Apple Fire grows in Southern California: 20,500 acres scorched, 7,800 ordered to evacuate
PALM SPRINGS, Calif. – More than a thousand Southern California firefighters and multiple aircraft were working Sunday to battle the Apple Fire near Beaumont, California, which has spread to more than 20,000 acres, sent smoke drifting to Arizona and threatens thousands of homes in Riverside and San Bernardino counties.
The massive blaze, which began Friday evening as two smaller fires that eventually merged, has continued to grow, fed by low humidity, a slight breeze, thick vegetation and triple-digit temperatures.
By midday Sunday, the Apple Fire had scorched 20,516 acres — more than 32 square miles — destroyed three structures and was 5% contained by 8 p.m. Sunday night. About 1,360 firefighters and multiple aircraft were battling the blaze and dropping water and fire retardant from the air. Earlier Sunday, some official reports had said the fire was 12% contained, though Cal Fire Capt. Fernando Herrera confirmed there has never been any containment.
About 7,800 people from 2,600 residences have been ordered to evacuate, officials said late Saturday. No injuries have been reported.
Smoke from the fire has drifted as far away as the city of Globe, Arizona, roughly 400 miles away, according to the National Weather Service's Phoenix office. The main body of smoke is visible across the south-central and southwest regions of the state.
Fire officials say the cause remains under investigation.
Herrera said the fire is burning on two sides. The western edge is in the Forest Falls area in San Bernardino County; the eastern flank has headed toward the Morongo Band of Mission Indians' reservation in Riverside County.
As of Sunday morning, a portion of the reservation remained under an evacuation order, while other sections fell under a warning. Morongo Casino Resort & Spa, located slightly to the south, has not been affected by evacuation notices.
Throughout Saturday night, Herrera said, firefighters and bulldozers built fire lines in anticipation of continued aerial attacks.
"It is steep terrain, rugged terrain," he said. "Access is limited. We can't really get to it on foot. We rely a lot on the aircraft to do the work during the day."
Eye-level northwesterly winds up to 10 mph were forecast in the fire area Sunday night; these winds are closest to the ground and most likely to affect the fire's behavior. Overnight, those winds were forecast to drop to 3 to 5 mph, said James Brotherton, a meteorologist for the National Weather Service in San Diego.

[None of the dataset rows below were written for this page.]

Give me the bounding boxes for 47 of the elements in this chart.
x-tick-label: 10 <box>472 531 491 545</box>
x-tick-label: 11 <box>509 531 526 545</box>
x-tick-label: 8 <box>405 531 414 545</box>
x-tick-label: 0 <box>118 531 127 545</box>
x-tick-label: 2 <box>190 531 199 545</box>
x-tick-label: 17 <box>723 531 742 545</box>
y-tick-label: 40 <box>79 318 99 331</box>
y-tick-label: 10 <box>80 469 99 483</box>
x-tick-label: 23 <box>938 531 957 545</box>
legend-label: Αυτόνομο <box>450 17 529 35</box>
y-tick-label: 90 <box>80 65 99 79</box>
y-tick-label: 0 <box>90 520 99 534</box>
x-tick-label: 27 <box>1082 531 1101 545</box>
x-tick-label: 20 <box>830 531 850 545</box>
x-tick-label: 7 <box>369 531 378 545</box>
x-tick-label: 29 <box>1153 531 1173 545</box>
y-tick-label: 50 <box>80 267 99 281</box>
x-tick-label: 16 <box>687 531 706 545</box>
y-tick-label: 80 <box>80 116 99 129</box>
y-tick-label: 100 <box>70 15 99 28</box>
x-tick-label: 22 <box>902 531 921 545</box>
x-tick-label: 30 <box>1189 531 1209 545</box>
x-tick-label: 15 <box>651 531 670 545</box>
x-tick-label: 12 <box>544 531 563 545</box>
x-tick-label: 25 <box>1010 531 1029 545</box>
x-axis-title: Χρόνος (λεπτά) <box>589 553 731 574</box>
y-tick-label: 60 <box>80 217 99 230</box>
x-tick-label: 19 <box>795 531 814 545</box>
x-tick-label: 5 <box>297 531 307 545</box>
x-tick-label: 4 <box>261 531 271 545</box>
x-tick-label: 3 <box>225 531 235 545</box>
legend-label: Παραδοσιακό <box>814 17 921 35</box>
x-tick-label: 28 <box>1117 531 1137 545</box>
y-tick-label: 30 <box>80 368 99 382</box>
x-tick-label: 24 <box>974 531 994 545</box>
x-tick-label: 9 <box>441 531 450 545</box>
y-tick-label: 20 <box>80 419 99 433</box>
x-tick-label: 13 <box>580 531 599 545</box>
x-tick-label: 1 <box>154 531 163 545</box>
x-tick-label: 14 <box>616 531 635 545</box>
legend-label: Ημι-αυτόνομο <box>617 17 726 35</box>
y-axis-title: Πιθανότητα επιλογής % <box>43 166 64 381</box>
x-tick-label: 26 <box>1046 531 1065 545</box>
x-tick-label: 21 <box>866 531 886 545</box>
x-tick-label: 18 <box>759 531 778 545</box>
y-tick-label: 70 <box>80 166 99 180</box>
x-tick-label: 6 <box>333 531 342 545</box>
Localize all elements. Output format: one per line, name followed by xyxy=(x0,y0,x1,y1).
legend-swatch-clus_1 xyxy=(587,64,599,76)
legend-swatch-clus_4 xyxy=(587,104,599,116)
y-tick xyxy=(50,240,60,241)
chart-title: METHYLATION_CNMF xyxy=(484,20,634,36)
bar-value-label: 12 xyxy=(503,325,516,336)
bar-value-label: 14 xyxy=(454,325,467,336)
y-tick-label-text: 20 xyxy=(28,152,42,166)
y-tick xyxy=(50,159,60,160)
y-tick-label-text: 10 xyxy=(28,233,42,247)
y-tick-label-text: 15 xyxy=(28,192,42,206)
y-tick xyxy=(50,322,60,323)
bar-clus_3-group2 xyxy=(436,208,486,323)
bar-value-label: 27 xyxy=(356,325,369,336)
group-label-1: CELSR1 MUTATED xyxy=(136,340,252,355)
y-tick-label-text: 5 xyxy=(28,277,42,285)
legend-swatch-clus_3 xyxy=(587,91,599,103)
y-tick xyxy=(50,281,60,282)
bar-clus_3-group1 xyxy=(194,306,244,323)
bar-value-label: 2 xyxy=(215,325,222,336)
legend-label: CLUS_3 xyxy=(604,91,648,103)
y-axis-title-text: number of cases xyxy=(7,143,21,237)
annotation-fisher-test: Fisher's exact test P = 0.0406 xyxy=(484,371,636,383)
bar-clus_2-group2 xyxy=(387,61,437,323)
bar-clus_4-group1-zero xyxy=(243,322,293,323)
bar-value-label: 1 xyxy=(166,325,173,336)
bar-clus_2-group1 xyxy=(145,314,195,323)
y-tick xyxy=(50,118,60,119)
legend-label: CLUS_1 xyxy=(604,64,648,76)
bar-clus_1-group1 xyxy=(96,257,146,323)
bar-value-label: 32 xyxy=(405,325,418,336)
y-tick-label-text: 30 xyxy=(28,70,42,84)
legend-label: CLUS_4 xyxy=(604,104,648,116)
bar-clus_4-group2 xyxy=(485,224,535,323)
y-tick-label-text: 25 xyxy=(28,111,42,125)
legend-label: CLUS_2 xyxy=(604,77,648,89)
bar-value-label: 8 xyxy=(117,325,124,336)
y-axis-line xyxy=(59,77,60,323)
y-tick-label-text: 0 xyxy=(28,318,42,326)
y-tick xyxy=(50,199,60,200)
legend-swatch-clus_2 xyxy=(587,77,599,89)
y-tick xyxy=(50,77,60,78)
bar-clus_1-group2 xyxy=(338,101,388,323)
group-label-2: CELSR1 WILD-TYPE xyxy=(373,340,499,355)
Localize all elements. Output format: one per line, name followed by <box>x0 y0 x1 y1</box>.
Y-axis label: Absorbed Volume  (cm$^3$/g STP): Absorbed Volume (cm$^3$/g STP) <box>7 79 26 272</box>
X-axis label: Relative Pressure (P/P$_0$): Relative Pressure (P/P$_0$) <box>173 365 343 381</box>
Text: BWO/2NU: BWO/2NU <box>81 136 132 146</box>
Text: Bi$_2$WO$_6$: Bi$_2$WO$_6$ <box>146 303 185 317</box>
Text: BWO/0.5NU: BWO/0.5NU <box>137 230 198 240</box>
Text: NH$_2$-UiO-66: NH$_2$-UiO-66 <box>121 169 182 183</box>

Westerly winds forecast for Monday will be more concerning, Brotherton said. Daytime winds on Monday are expected to be around 10 mph but could get up to 25 mph around the ridges, the higher elevations in the fire area. By Monday night, those winds could pick up to 30 mph.
“The nearby ridges, we are always concerned about how strong those winds are because they could affect the fire area,” he said.
If the wind pushes the fire east toward the San Gorgonio pass – even at just 10 to 15 mph – that could change the outlook of the fire, because the pass already is a natural wind tunnel.
As of Saturday night, the only structures lost were a single-family home and two outbuildings near Avenida Miravilla in Cherry Valley.
Herrera said an assessment team will be looking for any other damaged structures where the fire had burned.
"It's so hot and it's so intense in some of these areas that haven't been mopped up that it's hard to get in to make an assessment," he said.
Evacuations during a pandemic
Officials said that in addition to the blaze, they are mindful of protecting evacuees from the coronavirus pandemic. An evacuation center is being used as more of a check-in point rather than an actual shelter.
On Friday night, 31 people checked in and seven families were placed in hotel rooms, according to John Medina, shelter supervisor with the American Red Cross.
Banning resident Martin Yedwalsky, 50, and his family spent the night at a Redlands Super 8 motel after evacuating Saturday afternoon. He would have preferred staying home but decided to flee out of concern for his 89-year-old father, who is in a wheelchair.
They were joined by Yedwalsky’s 20- and 18-year-old sons, whom he praised for calmly evacuating. They spent the night watching a Los Angeles Lakers game, but Yedwalsky's elderly father made it clear he wanted to return home as they watched the fire burn from afar.
“You could see the actual fire from Redlands. That’s 25 miles away,” Yedwalsky said. “I’m worried, but what can you do? I got my loved ones with me. Everything else can be replaced.”